Checking out Occupy Wall Street (Nov. 4, 2011)

This morning after watching Groupon do its IPO on the NASDAQ (and being flabbergasted by the crazy valuation – but that’s a different story), my dad and I decided to check out the people who are against the excesses happening in the financial world.

After reading online about the Occupy Wall Street movement over the past 6 weeks I had a bit of sympathy for some of their points of view, but most of their demands and ideas are quite different from mine. I am not sure if I am part of the 99% that they claim to represent, but after today’s visit I have the feeling they only represent 1% of the population instead of 99%.

Checking out Occupy Wall Street (Nov. 4, 2011)

Maybe the movement has changed since they started on September 17, but when I went to their camp I was disappointed with what I saw there. Not intellectuals with interesting ideas, but mainly a bunch of hippies making music and holding up signs. Some still hailed from the flower power era it seemed, and others would have fit right into the 60s. The way they spread their messages about upcoming demonstrations, one person announcing something and the whole group repeating it, felt like something you would do in primary school. It’s probably functional, but I almost had to laugh when several people could not even correctly remember and repeat a single sentence.

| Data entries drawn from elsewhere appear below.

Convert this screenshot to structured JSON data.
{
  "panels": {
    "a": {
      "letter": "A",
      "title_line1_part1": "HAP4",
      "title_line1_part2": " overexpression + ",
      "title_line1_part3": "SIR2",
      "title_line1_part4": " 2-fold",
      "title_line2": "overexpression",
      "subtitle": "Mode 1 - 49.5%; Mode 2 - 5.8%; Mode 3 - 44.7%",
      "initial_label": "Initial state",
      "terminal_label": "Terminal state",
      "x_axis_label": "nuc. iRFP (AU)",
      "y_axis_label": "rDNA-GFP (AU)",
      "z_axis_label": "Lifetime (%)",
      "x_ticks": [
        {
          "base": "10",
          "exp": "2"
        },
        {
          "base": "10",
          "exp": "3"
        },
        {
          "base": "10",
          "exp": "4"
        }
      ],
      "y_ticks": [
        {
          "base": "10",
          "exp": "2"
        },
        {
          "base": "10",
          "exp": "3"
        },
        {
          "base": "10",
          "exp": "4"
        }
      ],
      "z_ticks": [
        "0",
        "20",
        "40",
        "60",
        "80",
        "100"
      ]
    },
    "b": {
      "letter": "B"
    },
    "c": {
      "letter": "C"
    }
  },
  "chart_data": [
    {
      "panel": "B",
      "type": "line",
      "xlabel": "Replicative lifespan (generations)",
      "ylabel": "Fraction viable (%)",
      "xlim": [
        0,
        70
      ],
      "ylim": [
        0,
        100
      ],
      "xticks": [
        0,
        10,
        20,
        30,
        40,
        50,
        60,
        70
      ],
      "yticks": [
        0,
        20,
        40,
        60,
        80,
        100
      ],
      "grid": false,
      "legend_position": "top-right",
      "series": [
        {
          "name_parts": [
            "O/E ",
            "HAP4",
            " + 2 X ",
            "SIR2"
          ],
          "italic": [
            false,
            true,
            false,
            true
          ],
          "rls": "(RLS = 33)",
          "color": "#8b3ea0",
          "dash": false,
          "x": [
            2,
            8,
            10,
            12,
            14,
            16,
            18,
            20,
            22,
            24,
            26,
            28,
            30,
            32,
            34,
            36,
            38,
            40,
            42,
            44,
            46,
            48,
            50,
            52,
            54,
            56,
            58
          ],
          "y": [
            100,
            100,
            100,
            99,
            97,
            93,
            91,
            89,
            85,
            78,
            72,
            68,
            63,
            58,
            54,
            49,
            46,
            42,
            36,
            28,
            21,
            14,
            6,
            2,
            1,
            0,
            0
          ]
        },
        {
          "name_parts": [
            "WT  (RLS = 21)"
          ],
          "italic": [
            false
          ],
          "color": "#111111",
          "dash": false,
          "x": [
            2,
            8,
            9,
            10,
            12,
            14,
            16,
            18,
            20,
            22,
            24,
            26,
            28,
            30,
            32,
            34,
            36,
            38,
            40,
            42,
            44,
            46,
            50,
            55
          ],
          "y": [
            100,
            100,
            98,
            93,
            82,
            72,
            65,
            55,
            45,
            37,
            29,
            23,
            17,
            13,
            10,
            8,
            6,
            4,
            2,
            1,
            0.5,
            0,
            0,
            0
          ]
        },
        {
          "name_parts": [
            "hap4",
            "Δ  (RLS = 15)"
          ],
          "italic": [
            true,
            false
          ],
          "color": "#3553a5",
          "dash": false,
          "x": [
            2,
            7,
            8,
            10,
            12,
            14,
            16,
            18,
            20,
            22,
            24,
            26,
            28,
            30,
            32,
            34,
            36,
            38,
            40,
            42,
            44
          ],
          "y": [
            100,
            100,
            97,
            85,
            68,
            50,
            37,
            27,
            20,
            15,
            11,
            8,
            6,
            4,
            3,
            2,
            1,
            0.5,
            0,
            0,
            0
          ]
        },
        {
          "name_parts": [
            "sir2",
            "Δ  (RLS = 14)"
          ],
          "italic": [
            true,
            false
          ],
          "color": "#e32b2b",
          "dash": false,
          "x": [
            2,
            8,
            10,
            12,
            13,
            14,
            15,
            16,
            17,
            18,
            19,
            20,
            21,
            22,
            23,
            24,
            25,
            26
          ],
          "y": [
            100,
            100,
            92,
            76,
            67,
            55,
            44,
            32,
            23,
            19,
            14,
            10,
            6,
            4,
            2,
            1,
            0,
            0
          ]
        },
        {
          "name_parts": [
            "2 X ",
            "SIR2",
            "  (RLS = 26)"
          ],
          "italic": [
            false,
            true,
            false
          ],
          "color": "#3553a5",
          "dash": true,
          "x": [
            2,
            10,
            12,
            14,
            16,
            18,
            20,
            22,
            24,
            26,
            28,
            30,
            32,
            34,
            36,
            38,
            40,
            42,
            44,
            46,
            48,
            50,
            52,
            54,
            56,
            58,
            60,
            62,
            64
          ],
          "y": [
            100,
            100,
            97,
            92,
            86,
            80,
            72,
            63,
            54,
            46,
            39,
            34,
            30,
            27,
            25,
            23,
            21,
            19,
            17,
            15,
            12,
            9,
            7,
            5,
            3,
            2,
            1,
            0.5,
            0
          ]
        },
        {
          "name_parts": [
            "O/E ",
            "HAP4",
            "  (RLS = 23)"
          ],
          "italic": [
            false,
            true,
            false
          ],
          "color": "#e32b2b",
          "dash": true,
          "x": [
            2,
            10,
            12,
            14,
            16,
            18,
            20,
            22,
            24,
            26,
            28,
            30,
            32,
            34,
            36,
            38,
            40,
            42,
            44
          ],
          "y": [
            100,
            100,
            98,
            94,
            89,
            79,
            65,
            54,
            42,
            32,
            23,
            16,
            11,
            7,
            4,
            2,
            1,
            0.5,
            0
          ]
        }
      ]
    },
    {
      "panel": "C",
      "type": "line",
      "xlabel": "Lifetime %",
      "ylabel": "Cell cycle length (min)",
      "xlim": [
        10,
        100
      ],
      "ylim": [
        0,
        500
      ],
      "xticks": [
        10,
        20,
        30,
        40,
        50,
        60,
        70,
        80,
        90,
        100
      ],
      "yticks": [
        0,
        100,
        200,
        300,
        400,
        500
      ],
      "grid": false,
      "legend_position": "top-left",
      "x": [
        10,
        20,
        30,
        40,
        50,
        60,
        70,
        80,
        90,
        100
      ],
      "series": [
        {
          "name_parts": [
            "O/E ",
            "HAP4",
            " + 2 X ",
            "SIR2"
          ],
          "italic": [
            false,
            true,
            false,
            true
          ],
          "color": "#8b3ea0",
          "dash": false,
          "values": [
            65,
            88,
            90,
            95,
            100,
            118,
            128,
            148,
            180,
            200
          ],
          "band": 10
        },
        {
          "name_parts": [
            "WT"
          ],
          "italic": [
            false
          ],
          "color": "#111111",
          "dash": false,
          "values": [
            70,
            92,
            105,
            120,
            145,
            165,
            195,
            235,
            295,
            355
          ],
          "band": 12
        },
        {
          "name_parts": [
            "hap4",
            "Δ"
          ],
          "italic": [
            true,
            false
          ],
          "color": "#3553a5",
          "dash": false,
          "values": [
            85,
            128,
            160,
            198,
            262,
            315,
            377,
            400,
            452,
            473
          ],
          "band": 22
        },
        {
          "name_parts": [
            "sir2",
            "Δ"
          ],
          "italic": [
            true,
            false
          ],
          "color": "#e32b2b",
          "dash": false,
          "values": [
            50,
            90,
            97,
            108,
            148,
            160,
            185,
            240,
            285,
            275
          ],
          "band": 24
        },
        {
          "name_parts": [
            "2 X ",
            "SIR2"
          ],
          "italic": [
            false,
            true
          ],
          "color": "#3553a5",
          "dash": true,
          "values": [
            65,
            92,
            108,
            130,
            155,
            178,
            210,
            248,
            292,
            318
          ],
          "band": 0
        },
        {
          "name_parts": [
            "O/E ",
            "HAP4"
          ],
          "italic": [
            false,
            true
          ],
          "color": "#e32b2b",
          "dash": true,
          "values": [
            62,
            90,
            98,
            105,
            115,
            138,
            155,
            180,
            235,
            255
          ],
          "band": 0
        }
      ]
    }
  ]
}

Checking out Occupy Wall Street (Nov. 4, 2011)

To me they felt like a group of misfits, who find meaning in their lives by being part of a group that is against society. But these are not the people who will be able to change the world. I almost felt sorry for them: it was quite cold and windy in Zuccotti Park and the spirit of ‘changing the world’ seems to have long gone. Maybe I visited at the wrong moment, but in my opinion this group does not deserve the attention it gets in the press. They may have started the Occupy movement, but if this is the core of the organization I think the whole operation will be over sooner rather than later.